Owen didn’t say anything back, but gestured for Matt to first close the door, then sit down.
“So…” Matt took a deep breath. “I snapped at a patient today.”
His boss just look
ed at him.
“It was inappropriate, and in hindsight, I can see how I ignored some warning signs in my behaviour that led to it.”
That got a nod, but still no words.
Fuck.
He dragged in another deep breath. His chest was tight, and the constriction was growing. “What else do you want me to say?
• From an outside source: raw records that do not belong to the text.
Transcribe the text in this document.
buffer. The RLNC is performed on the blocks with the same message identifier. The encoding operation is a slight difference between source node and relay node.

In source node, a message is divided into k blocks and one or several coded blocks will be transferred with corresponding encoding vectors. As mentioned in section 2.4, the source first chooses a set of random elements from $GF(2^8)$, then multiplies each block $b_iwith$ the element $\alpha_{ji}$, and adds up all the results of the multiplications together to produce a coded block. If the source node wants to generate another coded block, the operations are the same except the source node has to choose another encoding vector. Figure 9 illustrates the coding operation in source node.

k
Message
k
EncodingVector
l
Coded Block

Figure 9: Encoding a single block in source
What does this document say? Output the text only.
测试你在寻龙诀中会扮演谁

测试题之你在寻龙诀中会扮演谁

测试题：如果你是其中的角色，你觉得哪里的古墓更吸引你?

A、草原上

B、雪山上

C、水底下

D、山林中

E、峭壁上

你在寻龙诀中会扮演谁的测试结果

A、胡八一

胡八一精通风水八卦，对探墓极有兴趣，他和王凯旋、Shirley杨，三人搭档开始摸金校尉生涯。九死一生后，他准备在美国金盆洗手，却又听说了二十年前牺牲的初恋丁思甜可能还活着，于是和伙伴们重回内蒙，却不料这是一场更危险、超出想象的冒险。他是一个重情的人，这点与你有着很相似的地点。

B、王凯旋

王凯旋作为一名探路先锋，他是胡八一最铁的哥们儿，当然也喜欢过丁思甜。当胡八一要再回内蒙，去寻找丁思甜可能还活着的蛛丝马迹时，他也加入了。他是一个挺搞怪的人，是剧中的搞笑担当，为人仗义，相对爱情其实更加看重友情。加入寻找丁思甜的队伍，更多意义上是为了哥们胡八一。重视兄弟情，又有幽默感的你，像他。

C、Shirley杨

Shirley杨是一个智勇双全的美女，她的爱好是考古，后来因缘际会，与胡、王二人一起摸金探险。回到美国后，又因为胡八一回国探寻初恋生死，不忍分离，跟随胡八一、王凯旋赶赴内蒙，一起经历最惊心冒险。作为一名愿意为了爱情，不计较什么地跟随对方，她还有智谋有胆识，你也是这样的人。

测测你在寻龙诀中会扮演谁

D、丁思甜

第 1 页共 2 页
I know I crossed a line. It won’t happen again.”
“How did it happen this time?”
Matt shook his head. “I was worried, and frustrated. I lost track of the boundaries a bit.”
“So you’re just going to be better in the future? That’s your solution?” Owen shook his head. “This is going to happen again, unfortunately. Because it’s not about you saying the wrong thing.”
“Then what the hell do you think it’s about?” It was a stupid question to ask. Matt knew the answer. Fred Carleton. The name bounced around in his head like a bullet. It thudded against the inside of his skull, back and forth, until it landed heavily in the middle of his mind and sat there, ready to explode at any second.
Owen just looked at him.
Matt shifted uncomfortably. “I know you’ve tried to talk to me before.”
“You didn’t want to hear it then, and you don’t look like you want to hear it now.”
“I don’t.”
“I’m worried that you’re depressed.”
Matt jerked back in his chair. “What?” He’d expected PTSD or an operational stress injury concern. “I’m not depressed. I’m fine. Maybe just burned out. It’s been a complicated year.”
“You aren’t fine. You acted unprofessionally and this isn’t the first time I’ve wondered if something was going on with you.”
Damn it. “Then write me up.”
Owen cocked his jaw to the side and scowled. “You’d rather I make this a disciplinary matter than talk about your feelings?”
Was he really that defensive? Fuck, Matt didn’t like that, either. He crossed his arms over his chest and shrugged. “No.”
“You need to take a break. You’re stretching yourself to the limit.”
“It doesn’t feel like I am. Honestly.”